2. The Ale-gallon

Henry III proclaimed on his accession that, according to Magna Charta, there should be but one standard of measure and of weight throughout the realm, one measure of wine, one measure of ale, and one measure of corn.

There seems to be no information extant about the second of these measures; it was presumably the same as the corn-gallon. A statute of Henry VIII ordered the barrel of beer to be 36 gallons and that of ale 32 gallons, whence it may be presumed that the former were wine-gallons and the latter corn-gallons, 32 and 36 being taken as the whole numbers nearly proportionate to wine and corn measure, and admitting of the quarter-barrel being 8 gallons of ale and 9 of beer.[[26]]

In 1496 (temp. Henry VII) a new corn-bushel was made = 2240 c.i., its gallon being 280 c.i.

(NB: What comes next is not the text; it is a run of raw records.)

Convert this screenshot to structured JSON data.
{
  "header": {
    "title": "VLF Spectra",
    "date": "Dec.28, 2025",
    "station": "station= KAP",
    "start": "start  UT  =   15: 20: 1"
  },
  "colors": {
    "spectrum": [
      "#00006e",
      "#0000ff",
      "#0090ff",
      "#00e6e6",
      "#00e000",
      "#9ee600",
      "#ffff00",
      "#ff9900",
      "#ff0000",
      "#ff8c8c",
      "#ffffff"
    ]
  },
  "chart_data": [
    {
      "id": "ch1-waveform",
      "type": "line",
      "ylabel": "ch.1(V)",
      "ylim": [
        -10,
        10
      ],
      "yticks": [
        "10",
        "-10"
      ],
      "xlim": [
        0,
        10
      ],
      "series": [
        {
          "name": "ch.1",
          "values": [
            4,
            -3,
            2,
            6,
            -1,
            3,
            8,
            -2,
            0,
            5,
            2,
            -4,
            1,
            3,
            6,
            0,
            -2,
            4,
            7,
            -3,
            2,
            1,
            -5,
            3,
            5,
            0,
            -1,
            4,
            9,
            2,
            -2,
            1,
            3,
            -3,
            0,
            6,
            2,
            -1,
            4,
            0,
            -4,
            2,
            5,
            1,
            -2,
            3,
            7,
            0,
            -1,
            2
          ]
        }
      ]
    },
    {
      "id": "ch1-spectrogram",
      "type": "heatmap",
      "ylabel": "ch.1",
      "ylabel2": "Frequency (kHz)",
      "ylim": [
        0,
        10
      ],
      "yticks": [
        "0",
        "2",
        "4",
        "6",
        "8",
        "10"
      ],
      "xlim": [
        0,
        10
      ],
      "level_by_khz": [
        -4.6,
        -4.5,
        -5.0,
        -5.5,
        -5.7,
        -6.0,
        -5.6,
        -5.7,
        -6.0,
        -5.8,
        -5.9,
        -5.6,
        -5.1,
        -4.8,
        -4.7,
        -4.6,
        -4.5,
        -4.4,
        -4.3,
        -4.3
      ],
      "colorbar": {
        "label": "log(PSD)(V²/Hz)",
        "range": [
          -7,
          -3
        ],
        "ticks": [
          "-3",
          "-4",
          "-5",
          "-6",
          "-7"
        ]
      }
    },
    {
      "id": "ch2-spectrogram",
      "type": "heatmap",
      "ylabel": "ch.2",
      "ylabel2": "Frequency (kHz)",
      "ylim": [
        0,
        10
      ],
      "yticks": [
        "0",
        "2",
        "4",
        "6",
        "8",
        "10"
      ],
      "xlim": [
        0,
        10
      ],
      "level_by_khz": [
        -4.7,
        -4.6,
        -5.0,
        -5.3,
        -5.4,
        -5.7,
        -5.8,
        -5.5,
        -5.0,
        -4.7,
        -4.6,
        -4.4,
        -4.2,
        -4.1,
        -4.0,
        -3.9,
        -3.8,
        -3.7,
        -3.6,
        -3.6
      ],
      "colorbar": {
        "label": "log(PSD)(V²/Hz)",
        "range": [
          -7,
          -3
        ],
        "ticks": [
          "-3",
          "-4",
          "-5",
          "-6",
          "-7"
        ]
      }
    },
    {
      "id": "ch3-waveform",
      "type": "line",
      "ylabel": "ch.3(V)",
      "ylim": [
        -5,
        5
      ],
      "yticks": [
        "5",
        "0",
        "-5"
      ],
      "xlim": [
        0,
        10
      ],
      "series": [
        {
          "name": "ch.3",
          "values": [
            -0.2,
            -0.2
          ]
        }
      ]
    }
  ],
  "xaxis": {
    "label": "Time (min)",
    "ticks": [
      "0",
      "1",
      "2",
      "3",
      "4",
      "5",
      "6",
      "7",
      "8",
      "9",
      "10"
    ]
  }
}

While it is possible that this increase was due to inaccurate casting, yet it might be that the new corn-gallon was intended to be on a water-wheat ratio with the wine-gallon, then = 224 c.i. (224 × 1-1/4 = 280), in the same way that the usual corn-gallon of 270 c.i. was in that ratio to the original 1/8 cubic foot gallon of 216 c.i. (216 × 1-1/4 = 270).[[27]]

In 1531 the corn-gallon was increased to 282 c.i. But under Elizabeth the corn-gallon was restored to its old standard of 1/8 bushel = 2150·4/8 c.i. = 268·8 c.i. and the wine-gallon fixed at 231 c.i. At these standards both gallons stood until their unification in 1824. Confirmed by Queen Anne, they are known by her name.

But the corn-gallon of Henry VIII, = 282 c.i., remained as the Ale-gallon, probably because it had become the standard measure for malt.

The Quart and Pint

While the wine-pint was an eighth of a wine-gallon the common pint of England was the Ale-pint, an eighth of the Tudor Ale-gallon, which was 280 or 282 cubic inches and differed little from the Imperial gallon = 277·27 cubic inches. So the pint of ale in Tudor times differed little from an Imperial pint.

The Quart and Pint of Elizabeth preserved at the Standards Office are larger than Imperial measure, the Quart holding 40·53 ounces as compared with the 40 ounces of the Imperial quart; it is one-fourth of a gallon of 280 cubic inches, the Tudor ale-gallon.